You do see me crossing the meadow stiff
and dead from the mist?
– Robert Walser
 Sokurov, Aleksandr, The Sun, 2005.
 Unit 8604 was the Japanese Guangzhou 8604th unit during the invasion of China, and is thought to have conducted germ warfare and live bacteriological experiments. The Nanshitou Refugee Camp mentioned in The Narrow Road to the Deep Sea series is thought to be associated with its bacteriological experiments.

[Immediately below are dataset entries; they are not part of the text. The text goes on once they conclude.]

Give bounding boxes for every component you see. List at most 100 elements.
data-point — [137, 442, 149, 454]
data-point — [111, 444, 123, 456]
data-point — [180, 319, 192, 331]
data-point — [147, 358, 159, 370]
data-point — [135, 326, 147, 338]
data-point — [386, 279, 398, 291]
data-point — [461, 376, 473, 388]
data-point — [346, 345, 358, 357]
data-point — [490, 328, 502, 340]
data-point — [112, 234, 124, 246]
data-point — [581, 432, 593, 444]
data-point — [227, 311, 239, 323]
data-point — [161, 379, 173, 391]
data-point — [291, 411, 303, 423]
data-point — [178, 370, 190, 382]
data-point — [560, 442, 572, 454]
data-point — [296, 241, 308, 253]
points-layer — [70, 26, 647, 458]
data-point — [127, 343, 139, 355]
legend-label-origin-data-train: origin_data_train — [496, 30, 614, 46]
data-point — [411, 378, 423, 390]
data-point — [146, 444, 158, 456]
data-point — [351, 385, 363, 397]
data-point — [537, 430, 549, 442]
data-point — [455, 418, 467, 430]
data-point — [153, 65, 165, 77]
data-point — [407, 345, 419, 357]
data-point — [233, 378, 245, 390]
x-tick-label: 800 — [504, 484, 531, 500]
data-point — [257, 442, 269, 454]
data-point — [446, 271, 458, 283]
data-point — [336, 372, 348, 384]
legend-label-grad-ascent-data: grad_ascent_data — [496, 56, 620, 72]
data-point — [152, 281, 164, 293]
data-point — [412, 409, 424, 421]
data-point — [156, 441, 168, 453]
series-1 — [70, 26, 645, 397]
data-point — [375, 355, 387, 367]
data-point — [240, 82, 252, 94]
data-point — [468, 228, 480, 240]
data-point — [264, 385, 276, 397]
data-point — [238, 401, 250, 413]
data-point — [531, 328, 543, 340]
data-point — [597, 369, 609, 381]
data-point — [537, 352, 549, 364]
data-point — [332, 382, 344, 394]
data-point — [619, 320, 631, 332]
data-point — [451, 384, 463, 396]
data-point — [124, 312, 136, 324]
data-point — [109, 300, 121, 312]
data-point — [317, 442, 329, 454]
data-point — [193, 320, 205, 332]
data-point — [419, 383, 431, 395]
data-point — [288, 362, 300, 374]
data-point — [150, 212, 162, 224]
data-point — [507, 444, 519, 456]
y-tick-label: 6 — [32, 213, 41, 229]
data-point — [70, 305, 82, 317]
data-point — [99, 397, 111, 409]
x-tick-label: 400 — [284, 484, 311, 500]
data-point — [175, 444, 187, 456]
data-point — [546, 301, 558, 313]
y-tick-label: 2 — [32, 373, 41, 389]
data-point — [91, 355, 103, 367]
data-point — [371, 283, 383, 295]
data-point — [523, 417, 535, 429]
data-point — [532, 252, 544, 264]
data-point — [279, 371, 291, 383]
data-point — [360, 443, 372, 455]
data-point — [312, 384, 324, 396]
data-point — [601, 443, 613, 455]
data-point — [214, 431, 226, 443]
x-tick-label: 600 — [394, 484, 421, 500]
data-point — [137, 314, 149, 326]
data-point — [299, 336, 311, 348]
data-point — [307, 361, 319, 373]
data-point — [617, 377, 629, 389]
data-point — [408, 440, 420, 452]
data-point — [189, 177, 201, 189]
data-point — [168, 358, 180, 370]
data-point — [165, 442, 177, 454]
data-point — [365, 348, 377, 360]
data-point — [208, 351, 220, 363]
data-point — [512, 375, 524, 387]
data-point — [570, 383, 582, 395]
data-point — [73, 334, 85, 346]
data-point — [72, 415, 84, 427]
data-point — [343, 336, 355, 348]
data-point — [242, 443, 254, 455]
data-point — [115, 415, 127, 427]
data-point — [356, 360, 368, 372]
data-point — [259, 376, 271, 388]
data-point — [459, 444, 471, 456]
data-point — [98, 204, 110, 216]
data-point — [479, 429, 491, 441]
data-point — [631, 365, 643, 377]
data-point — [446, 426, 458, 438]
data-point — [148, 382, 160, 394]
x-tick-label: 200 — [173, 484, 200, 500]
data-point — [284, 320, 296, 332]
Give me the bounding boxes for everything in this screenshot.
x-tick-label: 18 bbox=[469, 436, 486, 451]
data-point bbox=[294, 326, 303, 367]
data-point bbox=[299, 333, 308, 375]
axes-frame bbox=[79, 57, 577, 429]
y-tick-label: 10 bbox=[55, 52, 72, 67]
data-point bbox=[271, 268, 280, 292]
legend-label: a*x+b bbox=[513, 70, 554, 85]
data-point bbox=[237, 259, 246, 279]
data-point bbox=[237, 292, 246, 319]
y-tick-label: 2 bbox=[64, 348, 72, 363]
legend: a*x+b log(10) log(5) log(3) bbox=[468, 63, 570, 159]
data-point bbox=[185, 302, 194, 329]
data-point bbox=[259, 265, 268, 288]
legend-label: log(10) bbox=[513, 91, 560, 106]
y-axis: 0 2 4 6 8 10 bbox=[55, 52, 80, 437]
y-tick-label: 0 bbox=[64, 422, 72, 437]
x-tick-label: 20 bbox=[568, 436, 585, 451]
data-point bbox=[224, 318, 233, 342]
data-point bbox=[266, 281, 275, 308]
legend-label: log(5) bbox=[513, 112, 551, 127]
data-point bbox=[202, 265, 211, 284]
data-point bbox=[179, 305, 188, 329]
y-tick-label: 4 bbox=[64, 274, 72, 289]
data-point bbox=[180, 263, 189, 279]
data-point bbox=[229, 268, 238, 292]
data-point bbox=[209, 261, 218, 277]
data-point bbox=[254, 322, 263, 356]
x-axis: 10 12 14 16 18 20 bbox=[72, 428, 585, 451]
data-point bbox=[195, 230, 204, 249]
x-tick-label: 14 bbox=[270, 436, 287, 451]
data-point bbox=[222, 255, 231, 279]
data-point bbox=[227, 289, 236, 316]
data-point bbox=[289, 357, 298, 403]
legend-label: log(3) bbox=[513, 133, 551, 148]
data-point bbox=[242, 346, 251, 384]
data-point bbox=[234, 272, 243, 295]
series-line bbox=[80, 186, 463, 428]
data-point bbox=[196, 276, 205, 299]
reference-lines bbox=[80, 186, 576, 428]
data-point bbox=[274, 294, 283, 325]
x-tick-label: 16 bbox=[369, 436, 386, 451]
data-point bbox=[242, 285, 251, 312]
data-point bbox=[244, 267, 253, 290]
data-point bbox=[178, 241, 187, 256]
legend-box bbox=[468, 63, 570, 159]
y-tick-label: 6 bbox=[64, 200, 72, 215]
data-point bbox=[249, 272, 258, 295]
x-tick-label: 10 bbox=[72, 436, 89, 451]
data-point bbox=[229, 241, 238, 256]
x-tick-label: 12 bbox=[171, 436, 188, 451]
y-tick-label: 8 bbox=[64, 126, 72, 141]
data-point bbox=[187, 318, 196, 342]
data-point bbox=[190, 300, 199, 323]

 There was a merchant in Bagdad who sent his servant to market to buy provisions and in a little while the servant came back, white and trembling, and said, Master, just now when I was in the marketplace I was jostled by a woman in the crowd and when I turned I saw it was Death that jostled me. She looked at me and made a threatening gesture, now, lend me your horse, and I will ride away from this city and avoid my fate. I will go to Samarra and there Death will not find me. The merchant lent him his horse, and the servant mounted it, and he dug his spurs in its flanks and as fast as the horse could gallop he went. Then the merchant went down to the marketplace and he saw me standing in the crowd and he came to me and said, Why did you make a threating getsture to my servant when you saw him this morning? That was not a threatening gesture, I said, it was only a start of surprise. I was astonished to see him in Bagdad, for I had an appointment with him tonight in Samarra. (O’Hara, John, Appointment in Samarra, 1934).
 Walser, Rober, Oppressive Light: Selected Poems by Robert Walser, Black Lawrence Press, 2012.